The Supreme Court in March suspended the law until judges hear arguments from Catholic groups that have filed petitions arguing it is unconstitutional.
But the legislative defeat for the church highlighted what many believe is its waning influence in Philippine society.
Surveys over many years have consistently shown overwhelming public backing for the birth-control law, while support for divorce is also on the rise.
A survey in 2011 by the Social Weather Stations, one of the Philippines’ top two polling groups, found that 50 percent of Filipinos believe divorce should be legalized, up from 29 percent a decade earlier.
A survey this February by the Social Weather Stations also found waning religiosity among those who classify themselves as Catholics, with only 29 percent considering themselves “very religious.” Weekly church attendance has also fallen sharply, from 64 percent of Catholic adults in 1991 to 37 percent this year, according to the survey.
Political scientist Edna Co, from the state-run University of the Philippines, said many Filipinos have come to believe they can still be good Catholics while being less obedient to its teachings.
“Some people are thinking more independently these days, regardless of the Catholic church,” she said. “There is a line drawn between your faith and a social issue — that is how a lot of Filipino Catholics think.”
The Rev. Melvin Castro, executive secretary of the Catholic Bishops Conference of the Philippines’ commission on family life, blamed mass media and the Internet for weakening the church’s influence on Filipinos.
“Just imagine what they hear or what they read, the values or lack of values they imbibe. They go to church only once a week . . . but compare that to the time they spend on the Internet or with traditional media,” he said.
The church’s campaigning against politicians who favor birth control ahead of the midterm elections is an effort to regain some of its lost power, according to Ana Maria Tabunda, chief researcher at Pulse Asia, a respected think tank.
“Can the church affect the vote on the national level?

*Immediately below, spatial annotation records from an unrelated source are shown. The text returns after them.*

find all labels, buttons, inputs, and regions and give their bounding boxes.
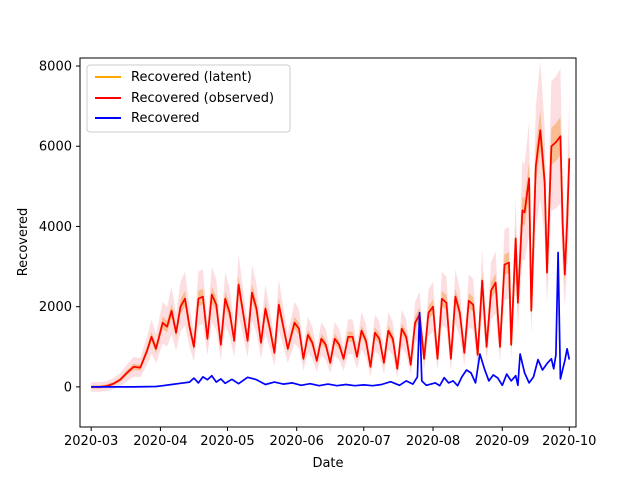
- x-tick-label: 2020-04: [133, 434, 187, 449]
- y-axis-ticks: 0 2000 4000 6000 8000: [39, 60, 80, 395]
- series-lines: [91, 129, 571, 388]
- legend-label-observed: Recovered (observed): [131, 91, 274, 106]
- y-axis-label: Recovered: [16, 208, 31, 277]
- x-tick-label: 2020-03: [64, 434, 118, 449]
- y-tick-label: 0: [64, 380, 72, 395]
- legend-box: [86, 64, 291, 133]
- legend-label-latent: Recovered (latent): [131, 70, 252, 85]
- x-tick-label: 2020-08: [406, 434, 460, 449]
- legend-label-recovered: Recovered: [131, 111, 200, 126]
- x-tick-label: 2020-09: [475, 434, 529, 449]
- x-tick-label: 2020-07: [337, 434, 391, 449]
- x-tick-label: 2020-05: [200, 434, 254, 449]
- x-tick-label: 2020-06: [270, 434, 324, 449]
- observed-series-line: [91, 129, 571, 388]
- x-axis-label: Date: [312, 456, 343, 471]
- y-tick-label: 6000: [39, 140, 72, 155]
- y-tick-label: 8000: [39, 60, 72, 75]
- plot-area-frame: [79, 57, 577, 428]
- latent-series-line: [91, 129, 571, 388]
- y-tick-label: 2000: [39, 300, 72, 315]
- x-tick-label: 2020-10: [542, 434, 596, 449]
- recovered-series-line: [91, 251, 571, 388]
- legend: Recovered (latent) Recovered (observed) …: [86, 64, 291, 133]
- latent-band: [91, 110, 570, 389]
- y-tick-label: 4000: [39, 220, 72, 235]
- x-axis-ticks: 2020-03 2020-04 2020-05 2020-06 2020-07 2020-…: [64, 427, 596, 449]
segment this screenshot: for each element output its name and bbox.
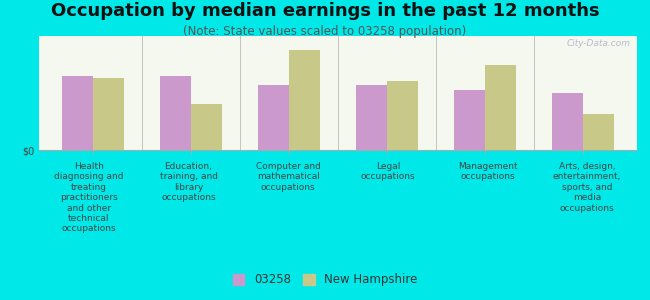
Bar xyxy=(356,85,387,150)
Bar xyxy=(583,114,614,150)
Bar xyxy=(191,104,222,150)
Bar xyxy=(485,64,516,150)
Legend: 03258, New Hampshire: 03258, New Hampshire xyxy=(228,269,422,291)
Bar xyxy=(454,90,485,150)
Text: Management
occupations: Management occupations xyxy=(458,162,517,182)
Text: Computer and
mathematical
occupations: Computer and mathematical occupations xyxy=(255,162,320,192)
Bar xyxy=(257,85,289,150)
Text: Education,
training, and
library
occupations: Education, training, and library occupat… xyxy=(159,162,218,202)
Text: Legal
occupations: Legal occupations xyxy=(361,162,415,182)
Bar xyxy=(62,76,93,150)
Bar xyxy=(387,81,419,150)
Bar xyxy=(93,78,124,150)
Text: Health
diagnosing and
treating
practitioners
and other
technical
occupations: Health diagnosing and treating practitio… xyxy=(54,162,124,233)
Text: Arts, design,
entertainment,
sports, and
media
occupations: Arts, design, entertainment, sports, and… xyxy=(553,162,621,213)
Text: Occupation by median earnings in the past 12 months: Occupation by median earnings in the pas… xyxy=(51,2,599,20)
Bar xyxy=(289,50,320,150)
Bar xyxy=(552,93,583,150)
Text: (Note: State values scaled to 03258 population): (Note: State values scaled to 03258 popu… xyxy=(183,26,467,38)
Bar xyxy=(160,76,191,150)
Text: City-Data.com: City-Data.com xyxy=(567,39,631,48)
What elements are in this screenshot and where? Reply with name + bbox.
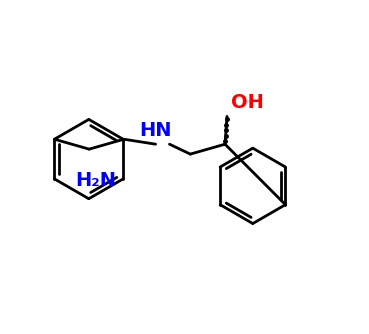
Text: OH: OH xyxy=(231,94,264,113)
Text: H₂N: H₂N xyxy=(75,171,116,190)
Text: HN: HN xyxy=(139,121,172,140)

That is what they want to show through this campaign, to recover some of that influence over the legislators,” Tabunda said.
Another part of the campaign is a “White Vote Movement” asking candidates to sign a “covenant” not to support divorce and birth control in exchange for getting their endorsement to win votes from the faithful.
Bishops and priests are also delivering sermons steeped in politics, while other church leaders are actively campaigning.
At a parish center of a small church in a Manila suburb, Anna Cosio, 24, secretary of Catholic Vote Philippines, recently lectured the faithful on why they should vote according to “nonnegotiable ethical principles.”
“It is our duty to infuse the political life of our country with our Christian values,” she told parishioners while delivering a presentation detailing what she said were the dangers of contraceptives.
Tabunda, from Pulse Asia, said the church will likely not have a great impact on the national posts in the midterm elections, although it can expect to wield strong influence on local posts in towns that are more devout.
As she stepped out of a Manila church after Sunday Mass, retired civil servant Minnie Nicholas, 62, said she considered herself a devout Catholic and an active parishioner. But when asked if the birth-control issue would influence her voting, she laughed and asked, “How is that related to running a country?”